/interprice

Cross-platform application for supermarket purchasing management

Primary LanguageVue

Interprice

Master's research project about hyperautomation of processes and user interaction. The aim of this project is to build a cross-platform application for supermarket purchasing management from end to end. The ideas is to build a database with scraped data from different supermarkets e-commerce sites and end up with the deployment of the client frontend.

Structure of the project

The different parts of the whole application are divided into three folders, each one corresponding to a particular point/component of the overall architecture.

Web Scrapping

As the used framework for this is Scrapy, the structure of this part is mainly given by the default scaffolding providede by the tool. All the spiders are configured to retrieve data directly to a AWS S3 bucket and they can be launch by two different ways:

  • With the scrapy crawl 'name_spider' -a 'n_pages=X' where the argument of number of pages is optional. You must be inside the supermarkets folder
  • With the prepared launcher in case you want to start the process inside a Docker container

The extracted data are thumbnails and json files with different properties such as name of products, price, image urls, ingredientes, manufacturer and many others.

The settings are configured for a specific context, so it may be required to change some of the variables depending on what behaviour is expected.

The spider scripts are developed according to the current supermarket pages, if there is a change in them can cause execution errors or some inconsistencies in the extrated data

Backend

FastAPI was the chosen framework to build an API REST, so again the structure followed is the one recommended in the official documentation.

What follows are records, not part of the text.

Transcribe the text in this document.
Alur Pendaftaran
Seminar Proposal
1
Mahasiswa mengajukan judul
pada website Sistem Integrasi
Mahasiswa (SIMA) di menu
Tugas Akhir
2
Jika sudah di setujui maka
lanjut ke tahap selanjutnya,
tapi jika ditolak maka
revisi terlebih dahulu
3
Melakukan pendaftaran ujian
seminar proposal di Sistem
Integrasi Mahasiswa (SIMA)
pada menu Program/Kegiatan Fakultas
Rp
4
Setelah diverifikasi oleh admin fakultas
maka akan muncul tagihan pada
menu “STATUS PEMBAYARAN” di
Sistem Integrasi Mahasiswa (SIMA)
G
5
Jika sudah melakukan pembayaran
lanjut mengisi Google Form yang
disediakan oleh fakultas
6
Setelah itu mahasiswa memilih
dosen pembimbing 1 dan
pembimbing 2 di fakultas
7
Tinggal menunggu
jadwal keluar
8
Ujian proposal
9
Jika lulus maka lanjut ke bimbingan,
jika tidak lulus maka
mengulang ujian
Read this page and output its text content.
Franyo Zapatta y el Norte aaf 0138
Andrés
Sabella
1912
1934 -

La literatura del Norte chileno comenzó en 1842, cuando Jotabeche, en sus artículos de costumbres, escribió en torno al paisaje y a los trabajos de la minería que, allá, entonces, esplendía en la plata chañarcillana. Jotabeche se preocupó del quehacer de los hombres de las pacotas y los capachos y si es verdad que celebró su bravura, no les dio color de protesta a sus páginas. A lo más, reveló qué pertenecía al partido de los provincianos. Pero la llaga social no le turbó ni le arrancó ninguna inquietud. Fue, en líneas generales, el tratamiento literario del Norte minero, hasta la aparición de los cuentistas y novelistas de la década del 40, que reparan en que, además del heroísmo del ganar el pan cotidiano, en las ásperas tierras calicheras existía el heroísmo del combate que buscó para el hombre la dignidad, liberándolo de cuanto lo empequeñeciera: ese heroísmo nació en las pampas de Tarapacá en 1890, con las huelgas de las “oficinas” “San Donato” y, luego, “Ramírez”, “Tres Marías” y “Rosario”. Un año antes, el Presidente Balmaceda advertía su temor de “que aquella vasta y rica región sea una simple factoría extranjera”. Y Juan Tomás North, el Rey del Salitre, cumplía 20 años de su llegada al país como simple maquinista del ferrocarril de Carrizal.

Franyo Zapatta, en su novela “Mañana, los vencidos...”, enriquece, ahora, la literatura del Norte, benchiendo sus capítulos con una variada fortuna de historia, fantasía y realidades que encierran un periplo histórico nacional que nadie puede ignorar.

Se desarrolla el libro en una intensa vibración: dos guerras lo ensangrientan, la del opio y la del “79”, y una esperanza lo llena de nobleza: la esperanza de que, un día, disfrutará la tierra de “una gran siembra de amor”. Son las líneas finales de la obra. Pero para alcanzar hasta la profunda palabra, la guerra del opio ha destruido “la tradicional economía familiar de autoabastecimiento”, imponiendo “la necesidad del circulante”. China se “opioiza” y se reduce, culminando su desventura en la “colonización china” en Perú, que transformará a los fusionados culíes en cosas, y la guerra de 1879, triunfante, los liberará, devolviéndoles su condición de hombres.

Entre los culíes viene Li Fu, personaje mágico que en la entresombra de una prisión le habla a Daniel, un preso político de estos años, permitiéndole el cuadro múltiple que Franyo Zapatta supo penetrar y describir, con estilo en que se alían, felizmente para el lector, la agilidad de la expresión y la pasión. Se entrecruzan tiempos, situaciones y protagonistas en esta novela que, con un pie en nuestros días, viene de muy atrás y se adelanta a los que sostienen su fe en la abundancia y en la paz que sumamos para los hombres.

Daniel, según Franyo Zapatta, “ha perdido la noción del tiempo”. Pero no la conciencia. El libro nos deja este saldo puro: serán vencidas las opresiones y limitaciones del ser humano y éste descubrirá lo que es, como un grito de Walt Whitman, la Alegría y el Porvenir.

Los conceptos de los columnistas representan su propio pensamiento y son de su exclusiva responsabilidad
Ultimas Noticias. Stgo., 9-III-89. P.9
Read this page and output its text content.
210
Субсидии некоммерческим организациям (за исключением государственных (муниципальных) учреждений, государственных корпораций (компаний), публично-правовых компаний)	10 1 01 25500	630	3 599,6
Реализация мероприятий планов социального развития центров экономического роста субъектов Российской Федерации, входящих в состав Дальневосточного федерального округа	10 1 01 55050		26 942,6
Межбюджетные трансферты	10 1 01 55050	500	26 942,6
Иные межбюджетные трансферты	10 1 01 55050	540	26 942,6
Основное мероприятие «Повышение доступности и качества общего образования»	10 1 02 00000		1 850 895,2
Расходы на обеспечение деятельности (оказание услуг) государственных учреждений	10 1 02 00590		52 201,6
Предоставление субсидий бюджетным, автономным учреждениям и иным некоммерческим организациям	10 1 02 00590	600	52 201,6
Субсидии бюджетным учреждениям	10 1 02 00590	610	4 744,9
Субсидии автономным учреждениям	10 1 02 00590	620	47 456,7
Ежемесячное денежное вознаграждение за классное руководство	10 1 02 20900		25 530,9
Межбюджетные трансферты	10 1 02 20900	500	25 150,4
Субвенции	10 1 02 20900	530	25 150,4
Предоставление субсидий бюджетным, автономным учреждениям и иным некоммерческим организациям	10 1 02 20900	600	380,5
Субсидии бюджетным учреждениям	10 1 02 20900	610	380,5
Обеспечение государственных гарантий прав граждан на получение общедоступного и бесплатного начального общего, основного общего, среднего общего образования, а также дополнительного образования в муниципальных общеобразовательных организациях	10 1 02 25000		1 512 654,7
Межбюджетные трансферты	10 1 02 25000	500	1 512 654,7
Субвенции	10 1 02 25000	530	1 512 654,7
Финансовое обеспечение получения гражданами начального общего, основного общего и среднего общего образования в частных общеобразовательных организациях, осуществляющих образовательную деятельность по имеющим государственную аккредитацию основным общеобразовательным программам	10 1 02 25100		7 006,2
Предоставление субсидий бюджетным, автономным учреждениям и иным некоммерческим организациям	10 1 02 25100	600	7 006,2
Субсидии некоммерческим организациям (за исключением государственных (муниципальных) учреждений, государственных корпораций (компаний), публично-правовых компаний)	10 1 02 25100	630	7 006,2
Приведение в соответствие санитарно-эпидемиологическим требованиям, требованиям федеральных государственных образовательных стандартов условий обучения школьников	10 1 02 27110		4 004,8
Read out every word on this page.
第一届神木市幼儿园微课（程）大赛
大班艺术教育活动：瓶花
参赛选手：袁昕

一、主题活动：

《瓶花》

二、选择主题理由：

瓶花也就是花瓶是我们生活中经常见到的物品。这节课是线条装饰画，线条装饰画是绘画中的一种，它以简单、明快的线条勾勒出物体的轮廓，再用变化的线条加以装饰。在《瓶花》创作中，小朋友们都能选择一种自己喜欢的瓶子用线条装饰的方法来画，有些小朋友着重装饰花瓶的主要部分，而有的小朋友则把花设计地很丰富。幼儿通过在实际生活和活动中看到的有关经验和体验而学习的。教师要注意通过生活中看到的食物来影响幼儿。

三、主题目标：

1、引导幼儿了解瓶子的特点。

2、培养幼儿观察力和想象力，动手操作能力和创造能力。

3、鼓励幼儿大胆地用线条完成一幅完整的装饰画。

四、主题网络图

Each file's name indicate clearly what is the purpose of the implemented functionality, so there is no big mistery

  • The database is MySQL, so the connection with it is handled with SALAlchemy
  • All the CRUD operations are available in a single file, just like the Pydantic Schemas
  • The routes handling is separated in different categories
  • The CORS middleware is the basic one for a development stage, not ready for production

In order to deploy the API as Lambda function in AWS there is yml file in which the required configuration is declared according to the Serverless Framework standard. However, it also can be launched as a server with uvicorn in a local machine or in a Docker container.

Frontend

To develop the client app quickly, Vue in combination of Ionic was used. Once more, the subfolder structure followed is a conventional one.

Other Node modules used worth to be mentioned are axios for making request to the API, Pinia for the state management of the app and ChartJS to create the product price history.

  • All the own components are made of the combination of Ionic ones
  • There are different stores to manage the state: catalog, comparative list and shopping cart
  • A wrapper for the API was build just to simplify code
  • The views are not at all well optimized for every kind of device

The app was compiled with npm run build to convert it in a static web and then upload it to a AWS S3 bucket. In case you want to launch it locally, it can be done with npm run serve

AWS architecture

The entire deployed infrastructure can be visualized on the following figure.

Cloud Architecture

The data web scrapping is performed locally due to some restrictions and all the extracted data is stored in S3 bucket. One finished the scrapping a Lambda function is launched and it has the role of a pipeline storing the data into a Aurora BBDD. Once the pipeline function has finished, a notification is send with information about how the process has gone. There are also available execution logs in AWS CloudWatch.

The second part of the architecture is the API REST represented as a Lambda function which handles requests from API Gateway. Meanwhile the users are connected through the app hosted in a S3 bucket, but distributed with AWS Cloudfront.

The deployment process has been made by two ways:

  • Serverless yml files, mainly for Lambdas definitions
  • AWS console for the creation of buckets, VPC managements or the creation of the BBDD due to its ease of use.

Demo

Although the app is deployed in AWS, the credit for the student account is not unlimited so it is not possible to make it public forver. However, here you have a demo with a GIF of how the app works.

DEMO

Acknowledgments

This project as been developed under the tutorship of Ricardo Tesoriero Pszytula and José Antonio Gallud Lázaro, members of the Interactive System Engineering research group from University of Castilla La-Mancha.